11th Grade English Literature and Writing Composition, KIPP Pride High School Gaston, NC
What does the American Dream mean at a school built on a former peanut field? How does a teacher explain to students why the three school districts in their county remain largely segregated in 2017? How can students grapple with those big questions through literature, turning the answers into college essays that earn them a place at the college of their choice?
These are the challenges that get Brett Noble fired up to teach eleventh-grade English at KIPP Pride High School in Gaston, North Carolina, a rural community of just over 1,000 people. In Mr. Noble’s classroom, students’ stories are inextricably linked to the American story—a rich history in their own backyard.
Through that lens, a complex play like Shakespeare’s King Lear comes to life on the page as students closely examine the text for how themes of exile resonate in a community where only nine percent of black males have college degrees and one of the biggest employers is a prison.
For Mr. Noble’s students, the journey to self-discovery begins in pre-AP American Literature class with intensive close reading during short story boot camp. Early in the school year, students begin listening to a chorus of voices in American literature, probing the nature of the American Dream. Who is included? Who is not? In time, they will learn how to translate those literary voices and techniques into their own writing. How would F. Scott Fitzgerald have written this? What could you do with a dash in this sentence? How does your own story fit in?
By the end of the year, students’ personal stories will form the foundation of a capstone writing assignment: their college application essay. This year marks the ninth consecutive time that 100 percent of KIPP Pride’s graduating class will head to the colleges of their choice—in no small part thanks to Brett’s influence on his students and the school culture at large.

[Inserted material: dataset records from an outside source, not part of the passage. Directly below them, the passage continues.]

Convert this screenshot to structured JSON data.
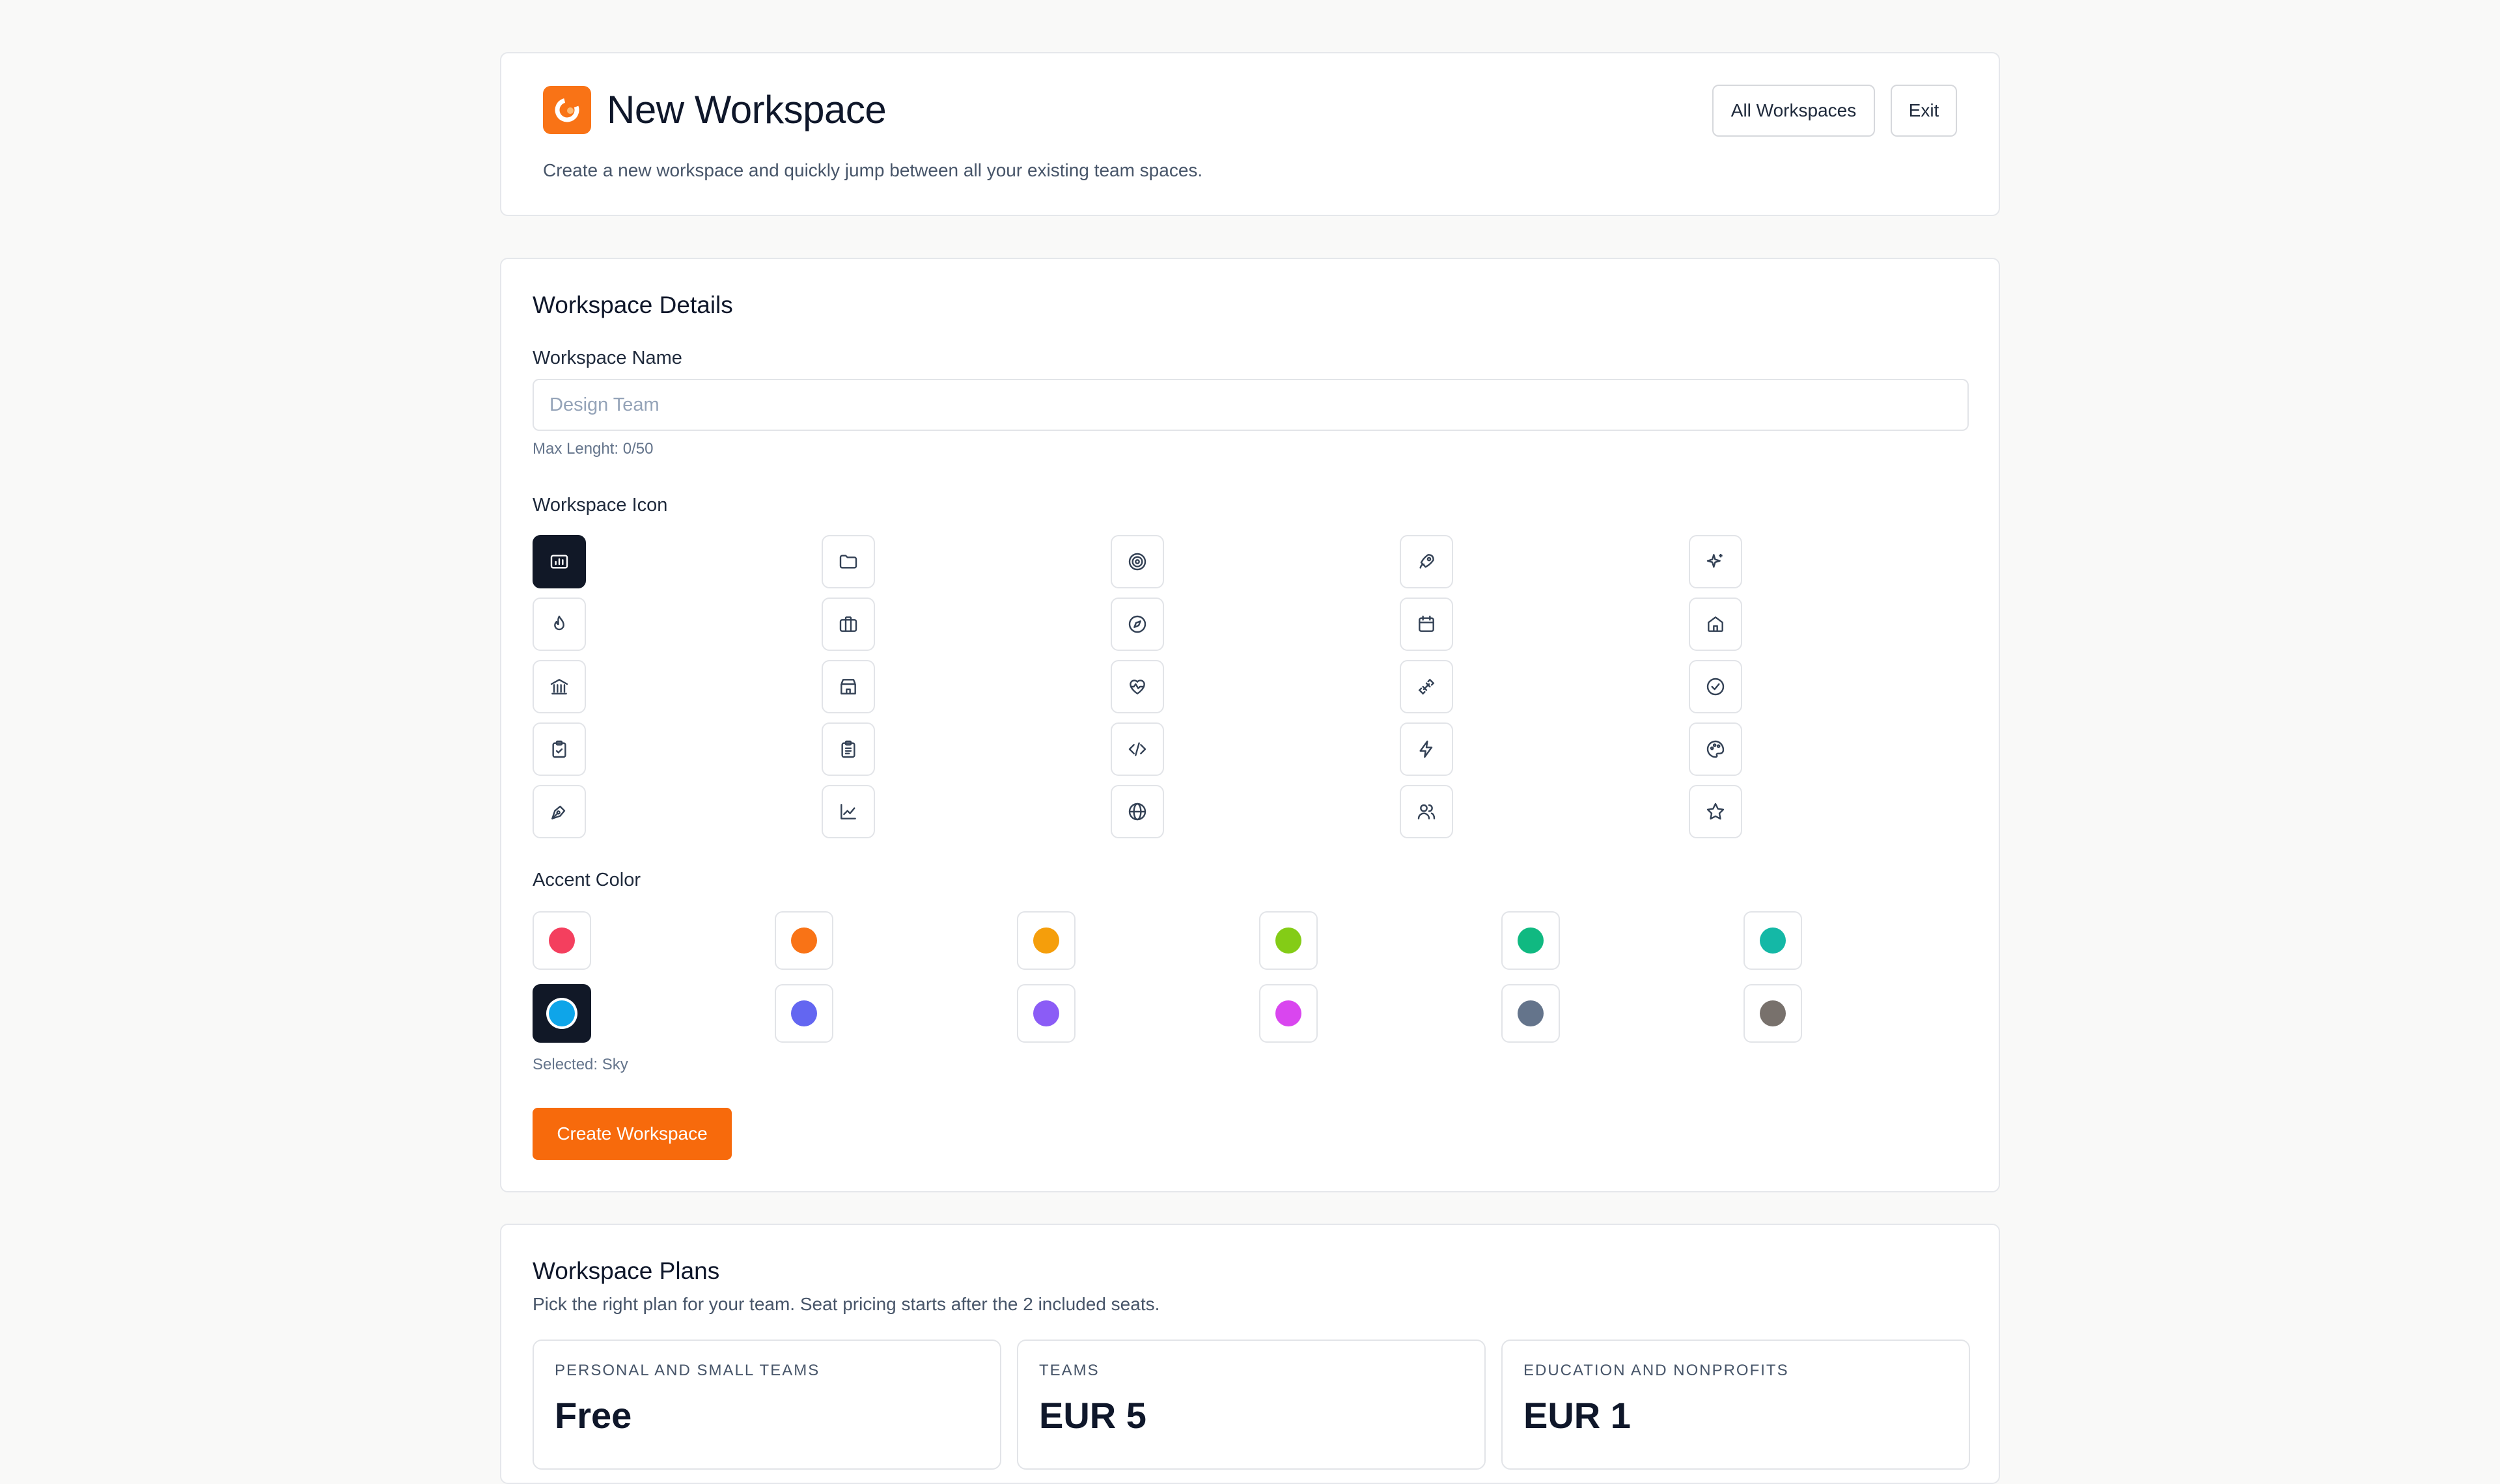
{
  "header": {
    "title": "New Workspace",
    "description": "Create a new workspace and quickly jump between all your existing team spaces.",
    "all_workspaces_label": "All Workspaces",
    "exit_label": "Exit",
    "logo_icon": "brand-logo-icon",
    "brand_color": "#f97316"
  },
  "details": {
    "title": "Workspace Details",
    "name_label": "Workspace Name",
    "name_placeholder": "Design Team",
    "name_value": "",
    "max_length_hint": "Max Lenght: 0/50",
    "icon_label": "Workspace Icon",
    "icons": [
      "chart-folder-icon",
      "folder-icon",
      "target-icon",
      "rocket-icon",
      "sparkles-icon",
      "flame-icon",
      "briefcase-icon",
      "compass-icon",
      "calendar-icon",
      "home-icon",
      "landmark-icon",
      "store-icon",
      "heart-pulse-icon",
      "dumbbell-icon",
      "check-circle-icon",
      "clipboard-check-icon",
      "clipboard-list-icon",
      "code-icon",
      "zap-icon",
      "palette-icon",
      "pen-tool-icon",
      "line-chart-icon",
      "globe-icon",
      "users-icon",
      "star-icon"
    ],
    "selected_icon": "chart-folder-icon",
    "accent_label": "Accent Color",
    "colors": [
      {
        "name": "Rose",
        "hex": "#f43f5e"
      },
      {
        "name": "Orange",
        "hex": "#f97316"
      },
      {
        "name": "Amber",
        "hex": "#f59e0b"
      },
      {
        "name": "Lime",
        "hex": "#84cc16"
      },
      {
        "name": "Emerald",
        "hex": "#10b981"
      },
      {
        "name": "Teal",
        "hex": "#14b8a6"
      },
      {
        "name": "Sky",
        "hex": "#0ea5e9"
      },
      {
        "name": "Indigo",
        "hex": "#6366f1"
      },
      {
        "name": "Violet",
        "hex": "#8b5cf6"
      },
      {
        "name": "Fuchsia",
        "hex": "#d946ef"
      },
      {
        "name": "Slate",
        "hex": "#64748b"
      },
      {
        "name": "Stone",
        "hex": "#78716c"
      }
    ],
    "selected_color_text": "Selected: Sky",
    "create_label": "Create Workspace",
    "create_color": "#f76a0c"
  },
  "plans": {
    "title": "Workspace Plans",
    "description": "Pick the right plan for your team. Seat pricing starts after the 2 included seats.",
    "items": [
      {
        "name": "PERSONAL AND SMALL TEAMS",
        "price": "Free"
      },
      {
        "name": "TEAMS",
        "price": "EUR 5"
      },
      {
        "name": "EDUCATION AND NONPROFITS",
        "price": "EUR 1"
      }
    ]
  }
}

“Brett coaches two English teachers, leads weekly professional development for our cohort of six first-year teachers, and leads quarterly professional development for all K-12 English teachers in KIPP ENC,” says Principal Kevika Amar. “He is as patient with his colleagues as he is with his students. His impact is felt throughout the building.”
For Noble, it’s critical that students apply lessons from his class to the world around him. “Every single day is an opportunity to talk about social justice issues, whether they are local or national,” he says. In recent years, students have started a young activist club, attended local NAACP meetings, and joined protests together. While Noble comes from a dramatically different background than his students, he wants them to know he doesn’t have all the answers, he just wants them to learn—and to question.
“It’s not a community that I grew up in—but they did,” he says. “I have to always approach it with a lot of humility, but over the course of the year, I see fires ignite. I see them grow into the proactive professionals who will strengthen their communities and lead a life of choice.”